From the Crikey grapevine, the latest tips and rumours …
Back to the campaign trail in Herbert? The recount of the votes in the seat of Herbert was completed last night, with Labor’s Cathy O’Toole claiming victory on Facebook over Liberal-National MP Ewen Jones by a margin of 35 votes. There have been multiple reports of locals in Herbert missing out on voting, including hospital patients and military personnel, missing ballots during counting and counting mistakes in the north Queensland electorate. It now looks like voters could be heading back to the polls.
Senator Ian Macdonald has criticised the process to The Australian, after acting as a scrutineer for the LNP. “Instead of a break, I expect we’ll be into campaign mode again,” he told the paper. Turnbull has been in Townsville to celebrate the 50th anniversary of the Lavarack Barracks and this morning appeared on both ABC Radio and 4CA Cairns, the local talkback station. He talked up Jones, who yesterday told reporters that light rail could be an option for Townsville as part of Turnbull’s Smart Cities plan. That sounds like a campaign to us.
The cat fight in British politics. British Foreign Minister Boris Johnson may have given up on dreams of the prime ministership, but that doesn’t mean that one of his colleagues has also given up on getting to the Prime Minister’s address. Palmerston — a cat who lives in Johnson’s Foreign and Commonwealth Office, performing mousing duties — snuck in the front door at 10 Downing Street, only to be removed by police officers.

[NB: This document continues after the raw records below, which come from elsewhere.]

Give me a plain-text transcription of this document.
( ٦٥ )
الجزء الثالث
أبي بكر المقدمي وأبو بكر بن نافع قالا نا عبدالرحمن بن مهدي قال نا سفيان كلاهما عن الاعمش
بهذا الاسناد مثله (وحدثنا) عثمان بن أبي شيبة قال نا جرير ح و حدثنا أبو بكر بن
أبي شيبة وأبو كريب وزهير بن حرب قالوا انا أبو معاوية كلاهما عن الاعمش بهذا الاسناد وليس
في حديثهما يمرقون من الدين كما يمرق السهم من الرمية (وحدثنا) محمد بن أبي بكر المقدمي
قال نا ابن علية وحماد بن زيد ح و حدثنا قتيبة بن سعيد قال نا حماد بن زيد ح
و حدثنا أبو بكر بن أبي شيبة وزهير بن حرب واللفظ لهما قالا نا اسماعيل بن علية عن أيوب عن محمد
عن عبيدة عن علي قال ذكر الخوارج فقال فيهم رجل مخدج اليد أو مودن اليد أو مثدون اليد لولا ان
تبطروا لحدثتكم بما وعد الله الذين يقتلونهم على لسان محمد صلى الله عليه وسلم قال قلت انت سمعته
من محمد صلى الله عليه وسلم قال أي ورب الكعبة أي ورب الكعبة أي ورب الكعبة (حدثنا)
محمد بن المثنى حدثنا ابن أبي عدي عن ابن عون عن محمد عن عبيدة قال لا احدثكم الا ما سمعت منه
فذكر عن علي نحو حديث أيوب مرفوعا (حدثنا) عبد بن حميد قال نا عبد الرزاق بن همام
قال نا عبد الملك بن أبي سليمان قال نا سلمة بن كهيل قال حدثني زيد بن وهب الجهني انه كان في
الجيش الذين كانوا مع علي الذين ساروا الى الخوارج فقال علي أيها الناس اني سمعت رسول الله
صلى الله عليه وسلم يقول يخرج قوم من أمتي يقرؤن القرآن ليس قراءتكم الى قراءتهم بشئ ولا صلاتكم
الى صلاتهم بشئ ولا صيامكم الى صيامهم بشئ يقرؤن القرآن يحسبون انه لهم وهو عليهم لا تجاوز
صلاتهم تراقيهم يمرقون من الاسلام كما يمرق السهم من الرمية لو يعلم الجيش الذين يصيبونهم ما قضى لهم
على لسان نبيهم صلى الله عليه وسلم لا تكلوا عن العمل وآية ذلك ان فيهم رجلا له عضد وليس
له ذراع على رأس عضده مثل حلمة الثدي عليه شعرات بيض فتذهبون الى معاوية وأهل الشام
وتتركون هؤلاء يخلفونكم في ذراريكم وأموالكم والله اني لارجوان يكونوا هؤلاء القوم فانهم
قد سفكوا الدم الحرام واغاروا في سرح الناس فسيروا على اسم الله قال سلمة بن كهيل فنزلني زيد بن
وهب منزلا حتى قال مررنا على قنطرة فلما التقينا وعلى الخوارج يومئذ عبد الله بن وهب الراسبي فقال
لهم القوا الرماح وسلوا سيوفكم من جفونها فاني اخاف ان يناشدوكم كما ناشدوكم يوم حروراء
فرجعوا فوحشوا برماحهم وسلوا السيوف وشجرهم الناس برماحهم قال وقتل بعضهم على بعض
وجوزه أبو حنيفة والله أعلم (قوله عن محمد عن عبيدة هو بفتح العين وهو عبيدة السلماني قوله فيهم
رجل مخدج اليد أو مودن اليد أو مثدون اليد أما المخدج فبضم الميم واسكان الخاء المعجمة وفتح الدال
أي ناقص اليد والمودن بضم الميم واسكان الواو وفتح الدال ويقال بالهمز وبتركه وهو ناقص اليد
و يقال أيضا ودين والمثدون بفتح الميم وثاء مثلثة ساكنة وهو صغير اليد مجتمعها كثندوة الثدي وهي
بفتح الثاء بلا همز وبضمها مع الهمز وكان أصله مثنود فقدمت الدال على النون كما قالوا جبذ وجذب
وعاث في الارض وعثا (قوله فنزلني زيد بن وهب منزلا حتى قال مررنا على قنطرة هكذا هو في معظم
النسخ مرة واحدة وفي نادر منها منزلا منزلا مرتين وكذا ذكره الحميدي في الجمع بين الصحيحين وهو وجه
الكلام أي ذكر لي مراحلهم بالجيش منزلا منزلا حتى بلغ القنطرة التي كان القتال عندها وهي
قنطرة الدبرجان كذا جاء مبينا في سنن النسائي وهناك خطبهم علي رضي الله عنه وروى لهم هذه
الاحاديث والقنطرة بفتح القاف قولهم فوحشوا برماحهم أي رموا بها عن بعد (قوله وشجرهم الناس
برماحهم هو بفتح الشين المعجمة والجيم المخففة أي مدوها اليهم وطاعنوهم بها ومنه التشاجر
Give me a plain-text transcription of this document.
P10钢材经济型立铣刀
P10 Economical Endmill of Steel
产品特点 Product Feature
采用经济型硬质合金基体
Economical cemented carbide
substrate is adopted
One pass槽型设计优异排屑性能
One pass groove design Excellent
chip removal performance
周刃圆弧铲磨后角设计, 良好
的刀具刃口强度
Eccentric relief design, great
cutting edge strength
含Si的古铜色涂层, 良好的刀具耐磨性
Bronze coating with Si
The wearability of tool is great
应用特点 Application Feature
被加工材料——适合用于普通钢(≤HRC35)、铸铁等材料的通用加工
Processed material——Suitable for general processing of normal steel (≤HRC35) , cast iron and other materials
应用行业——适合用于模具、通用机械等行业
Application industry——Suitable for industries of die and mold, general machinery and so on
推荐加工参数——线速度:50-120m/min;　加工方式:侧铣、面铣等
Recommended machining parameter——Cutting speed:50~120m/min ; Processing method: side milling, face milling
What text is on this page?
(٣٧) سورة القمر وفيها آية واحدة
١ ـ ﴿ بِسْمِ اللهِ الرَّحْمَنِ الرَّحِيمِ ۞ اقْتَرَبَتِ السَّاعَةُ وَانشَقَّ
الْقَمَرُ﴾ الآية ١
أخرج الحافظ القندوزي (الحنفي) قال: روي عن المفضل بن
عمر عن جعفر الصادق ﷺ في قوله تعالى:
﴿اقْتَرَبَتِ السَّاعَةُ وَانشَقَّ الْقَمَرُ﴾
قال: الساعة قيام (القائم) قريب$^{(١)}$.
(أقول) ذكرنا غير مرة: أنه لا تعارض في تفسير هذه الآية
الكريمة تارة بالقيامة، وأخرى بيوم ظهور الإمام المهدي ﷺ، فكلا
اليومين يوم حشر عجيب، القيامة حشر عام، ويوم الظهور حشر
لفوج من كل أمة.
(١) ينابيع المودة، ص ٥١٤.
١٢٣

Photos at the UK’s Telegraph show the black and white kitty looking very unimpressed with this result and trying to stare down the police officer who removed him. It’s possible Palmerston was waiting for Larry, the “chief mouser” at No. 10, with whom he has reportedly been brawling in recent weeks. According to the Tele, Larry has a history of fighting with neighbourhood cats; Treasury’s cat Freya was retired to the country after a cat fight with the country’s most powerful moggy. For those so inclined, the paper is also running a poll in which readers can choose sides — Larry or Palmerston.
Bolt’s book: where it belongs? A tipster tells us he spotted Andrew Bolt’s book — but not at the front of the bookstore, where Bolt wants it, or even on the politics shelves: “Seems like Bolt’s autobiography isn’t selling too well, found some of them on the side of the road in Redfern with their covers torn off — maybe returned to publisher?”
Blue Monday to Friday, I’m in love. Many of our politicians were spotted at Splendour in the Grass over the weekend, and there was even a special live version of Q&A for the young people who needed a break from the Avalanches or Flume or camping. A tipster tells us that deputy Labor leader Tanya Plibersek was seen at both The Cure on Monday night and at New Order when the band toured a few weeks ago. “Good to see at least one Australian politician not afraid to support ’80s post-punk,” our tipster (who also shares the appreciation) told Crikey.
So just who is Don Dale? In the light of the juvenile detention in the Northern Territory scandal, a tipster asked us: “Who actually is Don Dale? And who would want a prison named after them?” Dale was a Country Liberal politician who held the seat of Winguri in the NT Legislative Assembly from 1983 to ’89, when he resigned because of ill health. He passed away in 1990.
Julia Gillard on Hillary Clinton. Former Australian prime minister Julia Gillard has been at the Democratic National Convention in Philadelphia, and wrote an opinion piece for The New York Times in which she backs Hillary Clinton for president of the United States and reflects on her experience as a female leader and the attacks she faced:
“When I was prime minister, I created a carbon-emissions trading program. The debate grew vicious, with the leader of the opposition attending a protest next to signs that described me as a witch and a bitch.
“No one called for my execution by firing squad, as a supporter of Donald Trump did for Mrs. Clinton, but a radio talk-show host did say I should be put in a bag and dropped in the sea. Witches can’t be drowned, I cynically joked.
“I have often reflected how powerful it would have been if, at that moment, a male business leader, especially one who opposed my policies, said, ‘I may not support the prime minister politically, but Australia must not conduct its democratic debates this way’.
“Unfortunately, that never happened.”